How does central tendency relate to normal distribution?

1 Answer
Oct 5, 2017

Any normal distribution has a graph that is perfectly symmetric about a vertical line through its peak. Therefore, all measures of central tendency (most commonly, the mean, median, and mode) give the same answer: the #x#-value of the peak.

Explanation:

A normal distribution with mean #mu# and standard deviation #sigma# has formula #f(x)=1/(sigma sqrt{2pi})e^(-(x-mu)^2/2)#.

The graph of this function is the classical "bell-shaped curve". The standard normal distribution with #mu=0# and #sigma=1# is shown below.

graph{(1/sqrt(2pi))*e^(-x^2/2) [-2.5, 2.5, -1.25, 1.25]}

The mean of a general normal distribution is equal to the improper integral

#int_{-infty}^{infty}xf(x)dx=1/(sigma sqrt{2pi}) int_{-infty}^{infty}xe^(-(x-mu)^2/2)dx#.

This integral is not too hard to do when #mu=0# (use a substitution #u=-x^2/2# in that case). It can't be done with elementary functions when #mu!=0#, but other techniques (moment generating functions ) can still be used to show it equals #mu# in that case (in other words, the mean is the mean!! lol!!...see above for the name of #mu#).

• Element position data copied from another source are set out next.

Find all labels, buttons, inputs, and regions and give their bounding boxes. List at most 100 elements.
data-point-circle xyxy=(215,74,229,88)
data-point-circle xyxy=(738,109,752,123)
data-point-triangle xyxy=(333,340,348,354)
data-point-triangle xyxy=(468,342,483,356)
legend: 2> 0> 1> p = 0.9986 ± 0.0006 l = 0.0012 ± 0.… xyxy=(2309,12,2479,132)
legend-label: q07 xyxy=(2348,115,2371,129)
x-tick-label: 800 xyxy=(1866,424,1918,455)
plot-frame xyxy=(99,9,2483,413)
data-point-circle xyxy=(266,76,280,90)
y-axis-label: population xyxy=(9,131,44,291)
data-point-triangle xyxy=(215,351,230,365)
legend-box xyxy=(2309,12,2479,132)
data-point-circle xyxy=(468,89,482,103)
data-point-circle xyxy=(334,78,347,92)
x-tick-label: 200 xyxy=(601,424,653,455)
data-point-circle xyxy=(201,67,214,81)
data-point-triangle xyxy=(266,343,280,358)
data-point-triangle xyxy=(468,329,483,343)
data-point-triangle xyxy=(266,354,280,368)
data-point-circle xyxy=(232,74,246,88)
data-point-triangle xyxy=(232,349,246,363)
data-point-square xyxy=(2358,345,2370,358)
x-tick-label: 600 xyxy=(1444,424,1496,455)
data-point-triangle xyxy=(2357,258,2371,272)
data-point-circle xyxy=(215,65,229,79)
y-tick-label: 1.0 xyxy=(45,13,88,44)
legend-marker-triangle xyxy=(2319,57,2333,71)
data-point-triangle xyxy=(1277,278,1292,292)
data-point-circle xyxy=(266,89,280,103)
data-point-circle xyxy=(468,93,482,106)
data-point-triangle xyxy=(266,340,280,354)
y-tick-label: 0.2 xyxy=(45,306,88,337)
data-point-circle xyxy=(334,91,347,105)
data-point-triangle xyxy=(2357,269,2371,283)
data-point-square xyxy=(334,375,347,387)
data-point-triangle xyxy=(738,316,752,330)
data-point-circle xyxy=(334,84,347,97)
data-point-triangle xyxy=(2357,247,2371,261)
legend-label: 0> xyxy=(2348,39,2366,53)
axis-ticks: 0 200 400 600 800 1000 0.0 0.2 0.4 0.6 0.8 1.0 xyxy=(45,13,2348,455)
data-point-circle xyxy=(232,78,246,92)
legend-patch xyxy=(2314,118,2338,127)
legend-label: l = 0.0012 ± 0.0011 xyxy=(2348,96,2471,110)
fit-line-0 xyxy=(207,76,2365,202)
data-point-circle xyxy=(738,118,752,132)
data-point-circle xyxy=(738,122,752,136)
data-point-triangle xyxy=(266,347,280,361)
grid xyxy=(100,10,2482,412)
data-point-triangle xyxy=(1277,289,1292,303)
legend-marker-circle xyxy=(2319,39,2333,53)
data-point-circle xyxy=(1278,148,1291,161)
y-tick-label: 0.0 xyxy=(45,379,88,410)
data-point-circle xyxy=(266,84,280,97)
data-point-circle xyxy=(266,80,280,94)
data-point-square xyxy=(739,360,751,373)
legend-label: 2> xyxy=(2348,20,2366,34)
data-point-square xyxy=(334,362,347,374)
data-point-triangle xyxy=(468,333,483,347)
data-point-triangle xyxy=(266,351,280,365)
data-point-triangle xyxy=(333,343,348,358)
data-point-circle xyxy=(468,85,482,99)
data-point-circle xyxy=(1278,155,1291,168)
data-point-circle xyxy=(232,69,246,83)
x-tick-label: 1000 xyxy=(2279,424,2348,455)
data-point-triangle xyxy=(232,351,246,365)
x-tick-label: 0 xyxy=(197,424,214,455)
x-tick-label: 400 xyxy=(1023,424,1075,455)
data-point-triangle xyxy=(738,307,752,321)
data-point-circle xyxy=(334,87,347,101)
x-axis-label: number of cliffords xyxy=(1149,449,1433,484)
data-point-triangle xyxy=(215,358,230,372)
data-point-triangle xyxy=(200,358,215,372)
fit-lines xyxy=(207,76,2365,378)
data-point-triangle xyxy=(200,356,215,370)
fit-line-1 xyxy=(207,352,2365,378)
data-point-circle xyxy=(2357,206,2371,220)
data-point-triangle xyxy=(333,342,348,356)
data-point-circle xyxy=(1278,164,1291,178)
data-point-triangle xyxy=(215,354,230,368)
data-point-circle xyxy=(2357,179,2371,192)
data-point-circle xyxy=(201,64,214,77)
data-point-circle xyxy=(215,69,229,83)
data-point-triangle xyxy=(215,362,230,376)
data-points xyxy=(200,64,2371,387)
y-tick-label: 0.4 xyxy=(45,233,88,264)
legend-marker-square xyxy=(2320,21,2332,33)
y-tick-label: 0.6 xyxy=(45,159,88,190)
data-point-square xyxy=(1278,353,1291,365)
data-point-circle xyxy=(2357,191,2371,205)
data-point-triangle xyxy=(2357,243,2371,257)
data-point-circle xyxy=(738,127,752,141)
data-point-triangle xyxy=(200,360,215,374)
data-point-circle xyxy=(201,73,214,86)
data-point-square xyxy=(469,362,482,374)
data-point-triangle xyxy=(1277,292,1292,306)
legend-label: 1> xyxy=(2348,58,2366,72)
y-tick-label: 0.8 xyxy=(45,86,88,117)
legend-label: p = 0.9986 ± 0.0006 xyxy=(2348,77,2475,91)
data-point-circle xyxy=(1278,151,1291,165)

The median is the value of #M# such that #int_{-infty}^{M}f(x)dx=1/2#. The convergence of the integral and the symmetry of the graph about the vertical line at #x=mu# can be used to say #M=mu# as well.

The mode is the #x#-value of the global maximum of this graph. Setting #f'(x)=0# and solving for #x# implies this global maximum occurs at #x=mu# (you should check this). The mode is therefore #x=mu# as well.

All the measures of central tendency therefore give the same answer: the #x#-value of the peak of the graph.